The researchers benchmarked virtual object recognition using the TableTest dataset, which comprises synthetic images of 1-3 objects. The dataset includes 64 distinct objects from the Objaverse dataset, strategically positioned to examine spatial relations. The evaluation employed a series of prompts categorized along three dimensions: phrasing variations, verb tense, and numerical cues in object lists.

Prompts instructed VLMs to imagine additional objects near those in the images, querying them to list all perceived and imagined objects. Performance metrics focused on whether the models could correctly integrate imaginary virtual objects with depicted ones.

Findings

The findings reveal significant deficiencies in VLM capabilities to recognize and incorporate virtual objects into scene representations.

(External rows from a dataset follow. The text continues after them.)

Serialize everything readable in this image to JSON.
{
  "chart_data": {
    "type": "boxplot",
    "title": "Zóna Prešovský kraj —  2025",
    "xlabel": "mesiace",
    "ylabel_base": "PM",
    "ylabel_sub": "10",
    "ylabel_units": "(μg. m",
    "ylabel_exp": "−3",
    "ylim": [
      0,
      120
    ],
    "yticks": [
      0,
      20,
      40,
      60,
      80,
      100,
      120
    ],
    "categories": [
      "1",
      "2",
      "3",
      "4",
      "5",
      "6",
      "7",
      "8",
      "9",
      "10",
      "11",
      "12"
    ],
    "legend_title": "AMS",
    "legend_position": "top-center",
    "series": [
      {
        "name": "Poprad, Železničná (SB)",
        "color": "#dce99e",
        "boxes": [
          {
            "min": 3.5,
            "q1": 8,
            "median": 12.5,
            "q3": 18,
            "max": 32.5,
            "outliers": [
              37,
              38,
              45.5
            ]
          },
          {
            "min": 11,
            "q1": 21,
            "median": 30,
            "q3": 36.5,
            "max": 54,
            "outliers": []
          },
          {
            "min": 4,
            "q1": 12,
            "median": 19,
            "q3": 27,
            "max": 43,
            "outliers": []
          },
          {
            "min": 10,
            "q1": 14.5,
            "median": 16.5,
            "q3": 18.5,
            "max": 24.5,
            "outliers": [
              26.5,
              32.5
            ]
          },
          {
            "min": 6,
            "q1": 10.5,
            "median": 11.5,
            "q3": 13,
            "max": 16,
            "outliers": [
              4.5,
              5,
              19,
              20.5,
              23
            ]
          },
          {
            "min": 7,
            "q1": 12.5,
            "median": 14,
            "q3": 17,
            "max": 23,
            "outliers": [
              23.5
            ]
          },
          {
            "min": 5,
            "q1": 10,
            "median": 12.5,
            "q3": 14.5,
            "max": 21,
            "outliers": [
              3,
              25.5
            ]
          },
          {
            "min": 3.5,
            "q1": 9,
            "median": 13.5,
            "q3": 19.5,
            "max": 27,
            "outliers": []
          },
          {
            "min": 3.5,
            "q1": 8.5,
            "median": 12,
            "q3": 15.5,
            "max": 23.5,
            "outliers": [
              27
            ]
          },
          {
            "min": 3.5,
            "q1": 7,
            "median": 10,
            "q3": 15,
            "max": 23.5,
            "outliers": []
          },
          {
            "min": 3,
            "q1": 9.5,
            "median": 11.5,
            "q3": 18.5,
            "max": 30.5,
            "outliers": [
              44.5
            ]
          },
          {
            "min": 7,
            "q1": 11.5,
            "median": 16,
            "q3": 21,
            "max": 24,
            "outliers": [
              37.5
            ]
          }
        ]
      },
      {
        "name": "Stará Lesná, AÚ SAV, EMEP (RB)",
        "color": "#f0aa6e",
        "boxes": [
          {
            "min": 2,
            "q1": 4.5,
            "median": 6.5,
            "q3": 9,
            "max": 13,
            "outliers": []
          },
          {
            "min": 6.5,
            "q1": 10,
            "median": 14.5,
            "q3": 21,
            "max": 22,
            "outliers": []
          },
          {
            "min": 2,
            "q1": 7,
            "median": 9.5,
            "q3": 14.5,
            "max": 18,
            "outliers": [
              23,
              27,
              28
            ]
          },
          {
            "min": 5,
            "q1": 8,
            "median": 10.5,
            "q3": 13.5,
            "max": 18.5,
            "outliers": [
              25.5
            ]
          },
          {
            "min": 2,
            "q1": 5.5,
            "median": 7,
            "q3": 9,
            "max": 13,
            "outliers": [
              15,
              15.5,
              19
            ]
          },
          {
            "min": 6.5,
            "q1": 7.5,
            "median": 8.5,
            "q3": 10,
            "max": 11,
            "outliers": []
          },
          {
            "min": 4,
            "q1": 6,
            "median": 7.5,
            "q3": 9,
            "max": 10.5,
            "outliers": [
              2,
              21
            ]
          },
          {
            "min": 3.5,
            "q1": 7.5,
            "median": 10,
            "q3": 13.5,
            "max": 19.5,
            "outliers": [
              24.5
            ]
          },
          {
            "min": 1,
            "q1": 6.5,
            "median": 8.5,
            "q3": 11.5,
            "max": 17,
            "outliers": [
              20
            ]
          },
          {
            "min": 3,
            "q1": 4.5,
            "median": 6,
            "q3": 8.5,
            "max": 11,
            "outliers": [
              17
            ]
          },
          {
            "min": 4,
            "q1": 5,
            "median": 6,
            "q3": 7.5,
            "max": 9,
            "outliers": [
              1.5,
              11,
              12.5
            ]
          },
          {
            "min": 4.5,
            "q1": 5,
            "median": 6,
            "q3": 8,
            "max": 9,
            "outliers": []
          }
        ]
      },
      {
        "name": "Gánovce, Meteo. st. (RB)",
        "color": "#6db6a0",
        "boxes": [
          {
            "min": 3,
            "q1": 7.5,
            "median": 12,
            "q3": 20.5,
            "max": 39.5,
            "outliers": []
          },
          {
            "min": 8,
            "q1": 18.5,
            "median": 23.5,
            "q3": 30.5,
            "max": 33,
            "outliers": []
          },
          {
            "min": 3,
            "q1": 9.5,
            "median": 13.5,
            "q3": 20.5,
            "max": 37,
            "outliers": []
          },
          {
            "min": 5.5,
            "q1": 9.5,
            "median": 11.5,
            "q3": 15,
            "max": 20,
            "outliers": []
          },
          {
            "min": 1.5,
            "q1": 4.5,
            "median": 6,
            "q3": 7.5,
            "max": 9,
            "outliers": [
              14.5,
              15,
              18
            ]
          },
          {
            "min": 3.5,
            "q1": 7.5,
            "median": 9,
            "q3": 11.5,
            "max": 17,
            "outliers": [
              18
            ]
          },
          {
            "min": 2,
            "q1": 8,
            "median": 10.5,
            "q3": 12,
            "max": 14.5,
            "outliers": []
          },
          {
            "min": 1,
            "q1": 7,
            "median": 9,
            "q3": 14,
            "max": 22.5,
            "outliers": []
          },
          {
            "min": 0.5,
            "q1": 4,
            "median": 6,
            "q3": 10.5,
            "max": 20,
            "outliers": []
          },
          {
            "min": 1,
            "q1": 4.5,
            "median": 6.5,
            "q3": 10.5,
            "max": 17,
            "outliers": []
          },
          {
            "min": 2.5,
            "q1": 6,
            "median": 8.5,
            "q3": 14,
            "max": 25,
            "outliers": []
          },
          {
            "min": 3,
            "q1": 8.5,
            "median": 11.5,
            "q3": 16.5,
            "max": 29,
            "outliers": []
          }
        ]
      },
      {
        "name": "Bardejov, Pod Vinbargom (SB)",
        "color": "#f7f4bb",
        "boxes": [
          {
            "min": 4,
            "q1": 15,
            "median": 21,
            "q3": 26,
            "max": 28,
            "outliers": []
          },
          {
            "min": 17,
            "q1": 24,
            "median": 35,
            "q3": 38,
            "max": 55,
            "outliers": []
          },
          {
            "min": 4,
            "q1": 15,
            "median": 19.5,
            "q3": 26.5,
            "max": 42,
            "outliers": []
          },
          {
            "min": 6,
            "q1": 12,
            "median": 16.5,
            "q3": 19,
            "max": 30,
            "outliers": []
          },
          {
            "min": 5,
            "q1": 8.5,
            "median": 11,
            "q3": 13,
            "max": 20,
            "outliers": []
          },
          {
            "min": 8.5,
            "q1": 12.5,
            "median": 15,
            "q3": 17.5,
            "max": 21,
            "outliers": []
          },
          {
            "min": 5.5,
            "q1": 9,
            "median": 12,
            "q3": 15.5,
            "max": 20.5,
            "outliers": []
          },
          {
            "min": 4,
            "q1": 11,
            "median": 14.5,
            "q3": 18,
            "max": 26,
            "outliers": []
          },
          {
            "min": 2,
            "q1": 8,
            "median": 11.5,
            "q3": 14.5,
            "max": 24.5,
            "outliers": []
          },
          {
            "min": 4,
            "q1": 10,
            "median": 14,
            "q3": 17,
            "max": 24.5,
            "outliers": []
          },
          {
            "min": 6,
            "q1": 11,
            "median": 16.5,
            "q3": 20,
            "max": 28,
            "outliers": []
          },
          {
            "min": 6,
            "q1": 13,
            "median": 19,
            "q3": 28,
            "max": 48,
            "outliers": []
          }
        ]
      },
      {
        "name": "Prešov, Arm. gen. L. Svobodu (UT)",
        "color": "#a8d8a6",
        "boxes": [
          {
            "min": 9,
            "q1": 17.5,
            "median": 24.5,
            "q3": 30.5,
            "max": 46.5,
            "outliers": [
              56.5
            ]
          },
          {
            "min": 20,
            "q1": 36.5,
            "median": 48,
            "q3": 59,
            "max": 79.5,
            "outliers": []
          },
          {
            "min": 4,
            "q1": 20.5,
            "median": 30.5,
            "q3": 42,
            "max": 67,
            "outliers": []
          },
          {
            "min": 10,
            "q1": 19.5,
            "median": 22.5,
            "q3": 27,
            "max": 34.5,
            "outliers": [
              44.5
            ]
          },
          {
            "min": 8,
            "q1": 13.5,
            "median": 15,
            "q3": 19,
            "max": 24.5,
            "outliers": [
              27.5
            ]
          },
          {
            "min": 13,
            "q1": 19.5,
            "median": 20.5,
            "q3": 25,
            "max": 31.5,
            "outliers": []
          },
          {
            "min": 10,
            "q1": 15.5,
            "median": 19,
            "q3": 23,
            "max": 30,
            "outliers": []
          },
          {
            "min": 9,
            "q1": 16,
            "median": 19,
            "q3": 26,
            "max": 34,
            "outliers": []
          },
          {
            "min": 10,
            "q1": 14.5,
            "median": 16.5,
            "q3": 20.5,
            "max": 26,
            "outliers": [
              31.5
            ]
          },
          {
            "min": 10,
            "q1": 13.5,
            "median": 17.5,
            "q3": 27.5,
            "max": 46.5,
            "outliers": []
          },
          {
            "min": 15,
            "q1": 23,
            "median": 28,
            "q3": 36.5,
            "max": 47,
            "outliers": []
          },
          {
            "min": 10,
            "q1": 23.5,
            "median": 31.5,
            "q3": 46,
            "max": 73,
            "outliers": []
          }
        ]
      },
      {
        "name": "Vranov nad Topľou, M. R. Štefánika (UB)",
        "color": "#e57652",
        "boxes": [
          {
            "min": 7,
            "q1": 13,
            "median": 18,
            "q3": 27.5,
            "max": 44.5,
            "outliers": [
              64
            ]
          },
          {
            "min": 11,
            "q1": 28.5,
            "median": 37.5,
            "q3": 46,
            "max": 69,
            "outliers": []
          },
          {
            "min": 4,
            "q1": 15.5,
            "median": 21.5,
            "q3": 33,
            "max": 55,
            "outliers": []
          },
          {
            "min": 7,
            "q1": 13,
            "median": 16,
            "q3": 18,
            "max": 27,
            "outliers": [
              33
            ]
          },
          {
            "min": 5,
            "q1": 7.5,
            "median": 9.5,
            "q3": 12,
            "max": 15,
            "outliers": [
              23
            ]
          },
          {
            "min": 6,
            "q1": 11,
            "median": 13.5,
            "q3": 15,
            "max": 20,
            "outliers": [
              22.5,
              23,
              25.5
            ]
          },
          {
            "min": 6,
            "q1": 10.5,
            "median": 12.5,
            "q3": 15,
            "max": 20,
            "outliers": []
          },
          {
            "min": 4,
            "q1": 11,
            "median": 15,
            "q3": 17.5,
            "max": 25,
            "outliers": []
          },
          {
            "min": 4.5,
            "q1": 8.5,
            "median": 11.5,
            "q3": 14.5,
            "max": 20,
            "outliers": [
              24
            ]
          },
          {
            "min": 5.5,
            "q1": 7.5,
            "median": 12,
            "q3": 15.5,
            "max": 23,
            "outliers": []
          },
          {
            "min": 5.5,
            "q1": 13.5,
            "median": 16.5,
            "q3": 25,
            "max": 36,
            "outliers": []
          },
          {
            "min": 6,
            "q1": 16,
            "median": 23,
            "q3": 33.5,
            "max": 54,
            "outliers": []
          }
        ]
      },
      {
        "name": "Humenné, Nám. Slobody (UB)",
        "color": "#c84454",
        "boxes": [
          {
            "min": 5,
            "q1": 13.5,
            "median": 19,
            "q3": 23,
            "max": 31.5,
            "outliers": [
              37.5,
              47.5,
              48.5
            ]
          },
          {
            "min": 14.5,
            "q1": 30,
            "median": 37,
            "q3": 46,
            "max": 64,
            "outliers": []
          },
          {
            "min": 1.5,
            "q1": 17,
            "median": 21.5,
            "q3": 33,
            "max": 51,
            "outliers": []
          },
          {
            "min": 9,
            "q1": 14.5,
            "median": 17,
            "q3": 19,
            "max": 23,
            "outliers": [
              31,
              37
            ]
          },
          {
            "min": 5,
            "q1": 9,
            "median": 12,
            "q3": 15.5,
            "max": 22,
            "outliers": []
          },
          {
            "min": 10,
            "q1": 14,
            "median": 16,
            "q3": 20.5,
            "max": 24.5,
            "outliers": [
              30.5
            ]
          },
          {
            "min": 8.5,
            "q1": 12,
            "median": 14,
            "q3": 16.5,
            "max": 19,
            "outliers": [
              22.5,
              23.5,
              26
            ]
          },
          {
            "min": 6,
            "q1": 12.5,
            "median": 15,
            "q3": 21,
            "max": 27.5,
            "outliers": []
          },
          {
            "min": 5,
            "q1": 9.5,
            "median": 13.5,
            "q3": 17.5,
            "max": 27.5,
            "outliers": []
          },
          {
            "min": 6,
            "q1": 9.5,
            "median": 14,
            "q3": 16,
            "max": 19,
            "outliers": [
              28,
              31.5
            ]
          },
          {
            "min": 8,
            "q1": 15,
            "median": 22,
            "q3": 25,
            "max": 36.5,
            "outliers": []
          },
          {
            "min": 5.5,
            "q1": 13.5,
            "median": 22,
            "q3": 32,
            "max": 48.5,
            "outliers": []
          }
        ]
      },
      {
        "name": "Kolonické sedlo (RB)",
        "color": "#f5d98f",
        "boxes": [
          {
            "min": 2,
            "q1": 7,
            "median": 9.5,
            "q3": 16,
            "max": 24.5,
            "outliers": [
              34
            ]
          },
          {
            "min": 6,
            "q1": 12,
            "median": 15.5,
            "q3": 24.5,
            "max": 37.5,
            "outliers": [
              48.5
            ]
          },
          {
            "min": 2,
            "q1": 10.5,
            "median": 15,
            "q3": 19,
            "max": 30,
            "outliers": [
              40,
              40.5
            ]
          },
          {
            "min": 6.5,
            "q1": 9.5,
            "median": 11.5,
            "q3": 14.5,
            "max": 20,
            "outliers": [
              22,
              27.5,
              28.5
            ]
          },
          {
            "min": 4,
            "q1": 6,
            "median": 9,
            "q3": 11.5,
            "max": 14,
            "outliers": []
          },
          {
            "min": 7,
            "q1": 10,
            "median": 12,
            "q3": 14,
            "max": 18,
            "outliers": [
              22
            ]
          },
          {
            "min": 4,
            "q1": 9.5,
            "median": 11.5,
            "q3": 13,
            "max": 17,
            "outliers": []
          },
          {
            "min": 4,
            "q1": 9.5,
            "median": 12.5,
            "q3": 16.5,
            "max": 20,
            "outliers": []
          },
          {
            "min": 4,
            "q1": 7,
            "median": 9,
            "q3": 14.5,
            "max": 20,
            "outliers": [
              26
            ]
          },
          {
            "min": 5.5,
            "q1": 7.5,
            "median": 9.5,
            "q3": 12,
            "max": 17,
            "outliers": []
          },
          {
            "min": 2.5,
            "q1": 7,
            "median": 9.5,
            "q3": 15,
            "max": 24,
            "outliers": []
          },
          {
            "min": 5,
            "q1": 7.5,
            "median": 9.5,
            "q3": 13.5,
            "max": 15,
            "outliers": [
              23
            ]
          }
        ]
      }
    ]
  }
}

The paper found significant discrepancies among the tested models: Idefics2 achieved a 63% accuracy rate, Llama 3 achieved 57%, and BLIP was notably lower at 22%. Analysis indicated that the nature of phrasing in prompts influenced the interpretations inconsistently, with the prompt using "pretend" being the most successful and "if" the least.

An evaluation of prompt tense revealed a bias, with past-tense prompts yielding better performance than present-tense ones. Additionally, the inclusion of numerical cues significantly improved VLM performance, suggesting these cues help the models better process virtual additions to scenes.

Implications and Future Directions

This paper underscores the apparent limitations in the spatial cognition capabilities of current VLMs when handling virtual objects. The inability to track non-depicted objects questions the extent of VLMs' true spatial reasoning abilities. Future AI developments may need to integrate human-like discrete mental models for effective imagination and flexible reasoning. Such advancements could enhance VLMs' potential applications in creative and hypothetical scenarios where imagination plays a significant role.